ENGLISH 668
Fall 2003--Prof. K. Conrad
PAPER TOPICS, Paper #2

**Note: YOU ARE WELCOME TO USE OR ADAPT A TOPIC FROM THE FIRST TOPIC SHEET.  Several of the topics on that sheet can be reworked to apply to other texts we've read.

What follows are merely topics; you are responsible for creating an argument and making clear the overall importance of that argument rather than simply answering a question. You are encouraged to come up with your own paper topic as well, although if you do so, please check with me (kconrad@ku.edu) to have your topic approved.  All papers should give evidence of close reading of the text being discussed. If you are doing an alternative assignment, do check with me first.

In any case, DON'T TAKE ON TOO MUCH!  Go for depth and detailed analysis rather than summary and survey.

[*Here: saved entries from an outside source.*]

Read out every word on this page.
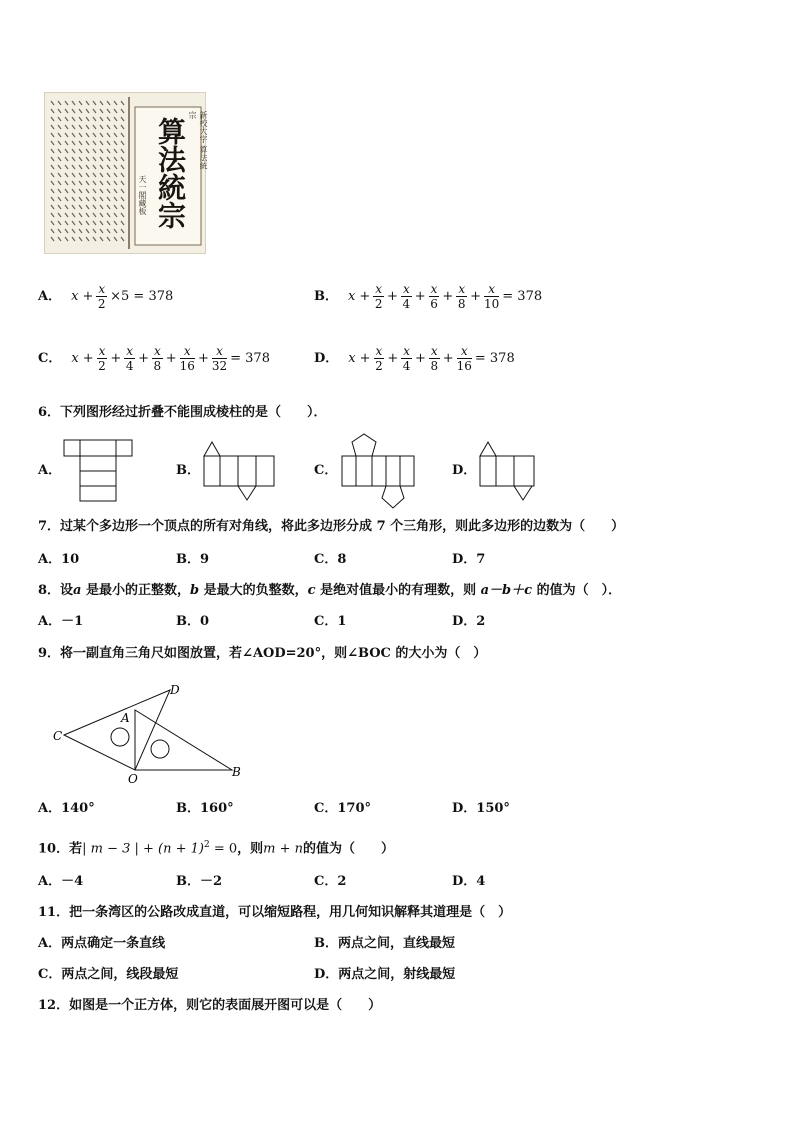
算法統宗	新校大字 算法統宗
天一閣藏板
A． $x + \frac{x}{2} \times 5 = 378$	B． $x + \frac{x}{2} + \frac{x}{4} + \frac{x}{6} + \frac{x}{8} + \frac{x}{10} = 378$
C． $x + \frac{x}{2} + \frac{x}{4} + \frac{x}{8} + \frac{x}{16} + \frac{x}{32} = 378$	D． $x + \frac{x}{2} + \frac{x}{4} + \frac{x}{8} + \frac{x}{16} = 378$
6．下列图形经过折叠不能围成棱柱的是（　　）．
A．	B．	C．	D．
7．过某个多边形一个顶点的所有对角线，将此多边形分成 7 个三角形，则此多边形的边数为（　　）
A．10	B．9	C．8	D．7
8．设a 是最小的正整数，b 是最大的负整数，c 是绝对值最小的有理数，则 a－b＋c 的值为（　）．
A．－1	B．0	C．1	D．2
9．将一副直角三角尺如图放置，若∠AOD=20°，则∠BOC 的大小为（　）
C
D
A
O	B
A．140°	B．160°	C．170°	D．150°
10．若| m − 3 | + $(n + 1)^2 = 0$，则m + n的值为（　　）
A．－4	B．－2	C．2	D．4
11．把一条湾区的公路改成直道，可以缩短路程，用几何知识解释其道理是（　）
A．两点确定一条直线	B．两点之间，直线最短
C．两点之间，线段最短	D．两点之间，射线最短
12．如图是一个正方体，则它的表面展开图可以是（　　）
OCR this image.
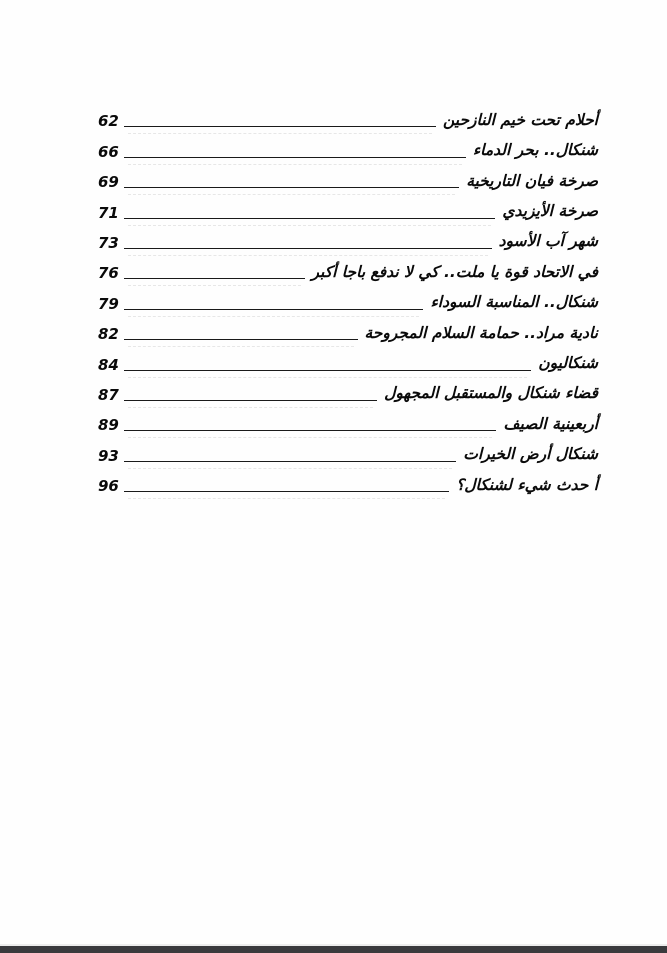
أحلام تحت خيم النازحين
62
شنكال.. بحر الدماء
66
صرخة فيان التاريخية
69
صرخة الأيزيدي
71
شهر آب الأسود
73
في الاتحاد قوة يا ملت.. كي لا ندفع باجا أكبر
76
شنكال.. المناسبة السوداء
79
نادية مراد.. حمامة السلام المجروحة
82
شنكاليون
84
قضاء شنكال والمستقبل المجهول
87
أربعينية الصيف
89
شنكال أرض الخيرات
93
أ حدث شيء لشنكال؟
96
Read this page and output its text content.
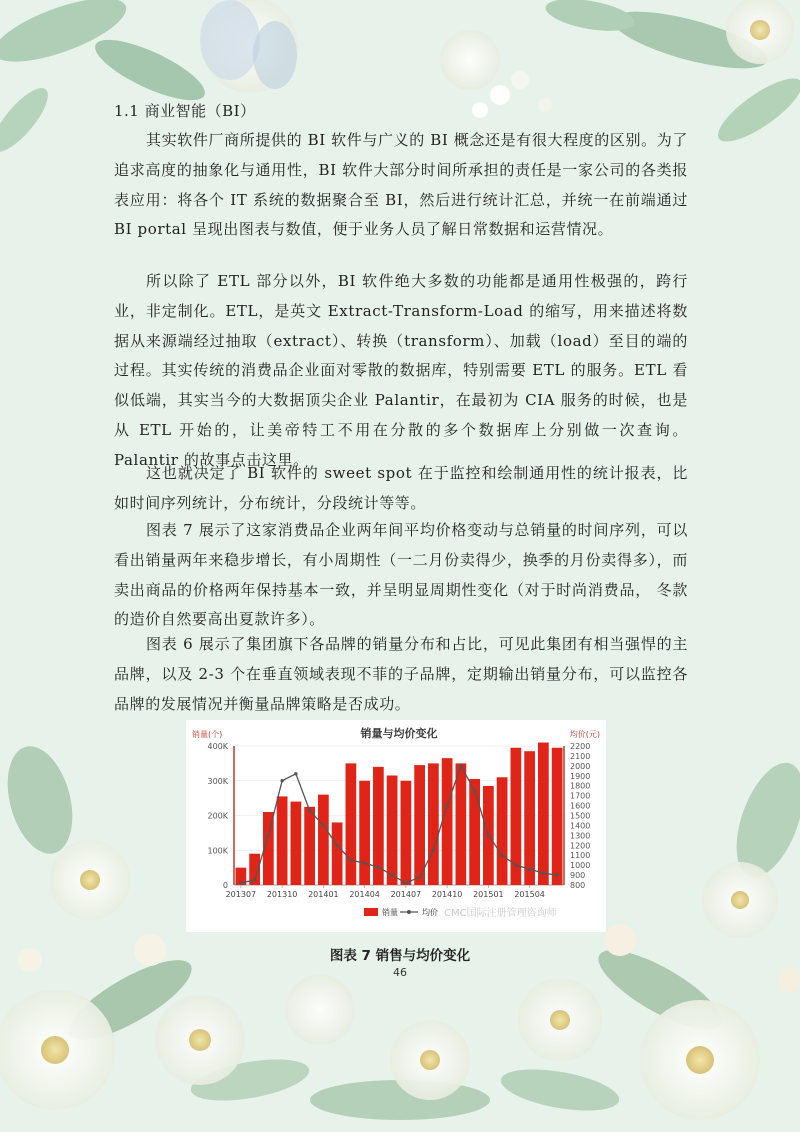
1.1 商业智能（BI）

其实软件厂商所提供的 BI 软件与广义的 BI 概念还是有很大程度的区别。为了追求高度的抽象化与通用性，BI 软件大部分时间所承担的责任是一家公司的各类报表应用：将各个 IT 系统的数据聚合至 BI，然后进行统计汇总，并统一在前端通过 BI portal 呈现出图表与数值，便于业务人员了解日常数据和运营情况。

所以除了 ETL 部分以外，BI 软件绝大多数的功能都是通用性极强的，跨行业，非定制化。ETL，是英文 Extract-Transform-Load 的缩写，用来描述将数据从来源端经过抽取（extract）、转换（transform）、加载（load）至目的端的过程。其实传统的消费品企业面对零散的数据库，特别需要 ETL 的服务。ETL 看似低端，其实当今的大数据顶尖企业 Palantir，在最初为 CIA 服务的时候，也是从 ETL 开始的，让美帝特工不用在分散的多个数据库上分别做一次查询。Palantir 的故事点击这里。

这也就决定了 BI 软件的 sweet spot 在于监控和绘制通用性的统计报表，比如时间序列统计，分布统计，分段统计等等。

图表 7 展示了这家消费品企业两年间平均价格变动与总销量的时间序列，可以看出销量两年来稳步增长，有小周期性（一二月份卖得少，换季的月份卖得多），而卖出商品的价格两年保持基本一致，并呈明显周期性变化（对于时尚消费品， 冬款的造价自然要高出夏款许多）。

图表 6 展示了集团旗下各品牌的销量分布和占比，可见此集团有相当强悍的主品牌，以及 2-3 个在垂直领域表现不菲的子品牌，定期输出销量分布，可以监控各品牌的发展情况并衡量品牌策略是否成功。

销量与均价变化
销量(个)	均价(元)
0
100K
200K
300K
400K
800
900
1000
1100
1200
1300
1400
1500
1600
1700
1800
1900
2000
2100
2200
201307 201310 201401 201404 201407 201410 201501 201504
销量	均价 CMC国际注册管理咨询师
图表 7 销售与均价变化
46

Due midnight, Friday, 12/12/03.
 

There are many texts to which Ulysses aludes--King Lear, Hamlet, the Bible, the Odyssey, Irish ballads, Plato's Symposium, Yeats poems, operas, etc.  Examine one of the allusions in context; how is Joyce (and/or the character) using the text?  What is the point of the allusion?  What does the allusion suggest about the relationship between Ulysses and the text to which it alludes? 

Does the final chapter of Ulysses provide closure for the text?  How?
 

How does Rhys represent the differences between oral and written language?

What's the significance of the parrot in WSS? To what larger themes does the parrot connect?

What is the relationship the narrator sets up between "amateur" and "professional"? Look the terms up in the Oxford English Dictionary (OED) or another extensive dictionary.  What is the significance of the terms?  Do they say more about the characters and the story than they seem to on the surface?

Read "The Virtue of Disloyalty" (or another of Greene's essays): does the essay provide a way of reading and understanding his fiction?
 

What does the text suggest about "choosing life"?